Thanks Martin,
That did the trick. Then I tried the apt-cache dotty >apt.dot.Dotty never seemed to get to a useful point, so I fed it to dot instead.... I had top(1) running and saw it was using a buncha cpu time.
Finally I got smart and decided to see just how big a graph I was asking it to draw.
%grep ' ->' apt.dot | wc -l 5995 %grep -v ' ->' apt.dot | wc -l 1637
Oh! 1600 nodes & 6000 edges... Maybe that's why it takes so long...

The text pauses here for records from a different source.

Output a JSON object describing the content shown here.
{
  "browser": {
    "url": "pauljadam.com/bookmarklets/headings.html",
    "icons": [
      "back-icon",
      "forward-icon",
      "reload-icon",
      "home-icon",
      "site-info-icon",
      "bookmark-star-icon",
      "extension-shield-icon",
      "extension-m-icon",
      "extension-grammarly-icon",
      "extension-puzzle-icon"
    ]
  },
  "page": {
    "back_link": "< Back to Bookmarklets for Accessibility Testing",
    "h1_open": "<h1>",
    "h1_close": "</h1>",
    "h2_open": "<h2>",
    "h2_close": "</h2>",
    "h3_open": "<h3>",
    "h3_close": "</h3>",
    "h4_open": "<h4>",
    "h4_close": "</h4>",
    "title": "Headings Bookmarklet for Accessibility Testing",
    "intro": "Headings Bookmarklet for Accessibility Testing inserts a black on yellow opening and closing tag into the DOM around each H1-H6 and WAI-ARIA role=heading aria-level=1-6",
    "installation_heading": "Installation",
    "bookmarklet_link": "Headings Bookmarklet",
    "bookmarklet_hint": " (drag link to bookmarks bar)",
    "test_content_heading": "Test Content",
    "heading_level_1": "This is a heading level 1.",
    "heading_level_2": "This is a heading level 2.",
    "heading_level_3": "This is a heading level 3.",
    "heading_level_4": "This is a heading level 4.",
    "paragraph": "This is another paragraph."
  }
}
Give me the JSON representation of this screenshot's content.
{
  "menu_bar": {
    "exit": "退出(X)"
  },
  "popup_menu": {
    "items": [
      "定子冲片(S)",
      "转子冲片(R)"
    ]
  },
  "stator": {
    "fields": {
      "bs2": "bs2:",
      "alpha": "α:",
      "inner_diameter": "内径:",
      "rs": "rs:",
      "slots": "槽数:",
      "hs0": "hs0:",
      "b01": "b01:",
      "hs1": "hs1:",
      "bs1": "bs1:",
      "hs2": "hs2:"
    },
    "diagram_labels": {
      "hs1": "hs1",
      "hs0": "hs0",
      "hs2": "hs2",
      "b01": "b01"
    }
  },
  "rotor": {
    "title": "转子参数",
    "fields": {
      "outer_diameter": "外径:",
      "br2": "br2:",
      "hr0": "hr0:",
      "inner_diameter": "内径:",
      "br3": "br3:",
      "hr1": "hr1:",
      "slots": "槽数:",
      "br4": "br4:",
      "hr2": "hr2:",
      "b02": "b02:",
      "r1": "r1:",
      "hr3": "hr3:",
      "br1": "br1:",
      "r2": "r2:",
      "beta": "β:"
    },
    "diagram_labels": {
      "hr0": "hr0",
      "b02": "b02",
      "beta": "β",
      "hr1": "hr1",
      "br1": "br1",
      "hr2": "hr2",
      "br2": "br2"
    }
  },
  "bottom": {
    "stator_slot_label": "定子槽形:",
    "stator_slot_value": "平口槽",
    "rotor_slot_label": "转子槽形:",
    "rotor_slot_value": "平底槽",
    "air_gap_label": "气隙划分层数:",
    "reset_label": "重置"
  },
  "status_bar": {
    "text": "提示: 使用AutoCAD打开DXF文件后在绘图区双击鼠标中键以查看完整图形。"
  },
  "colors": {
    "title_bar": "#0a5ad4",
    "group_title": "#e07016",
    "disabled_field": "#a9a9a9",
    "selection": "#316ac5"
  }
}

Whoa! It just completed -- can't tell how long it took, because the dot process appears to have exited after drawing the graph -- but the graph is resizable & scalable (I'm using the aqua version of dot). That's pretty amazing, actually. Zooming it to 800%, I begin to be able to read the nodes -- and it's astonishing how fast it redraws.
What an amazing system this OS X is. -- And I'm running a 867MHz G4, with 1.25G ram, not even a top of the line machine.
Thanks again.
joe
On Apr 25, 2004, at 10:11 AM, Martin Costabel wrote:
Joe Davison wrote: []I've been using fink for a couple of years now, through several system upgrades, and have installed and used many packages (including graphviz). Are these errors indications that I need to do something to clean things up?
Yes, "fink scanpackages", then "sudo apt-get update"
Something else I should read? (am I going to have to become an expert on the debian package manager to get this to work?)
Well, the "file not found" error is in the Fink FAQ. Otherwise, man apt-get, man apt-cache and man dpkg contain a lot of information.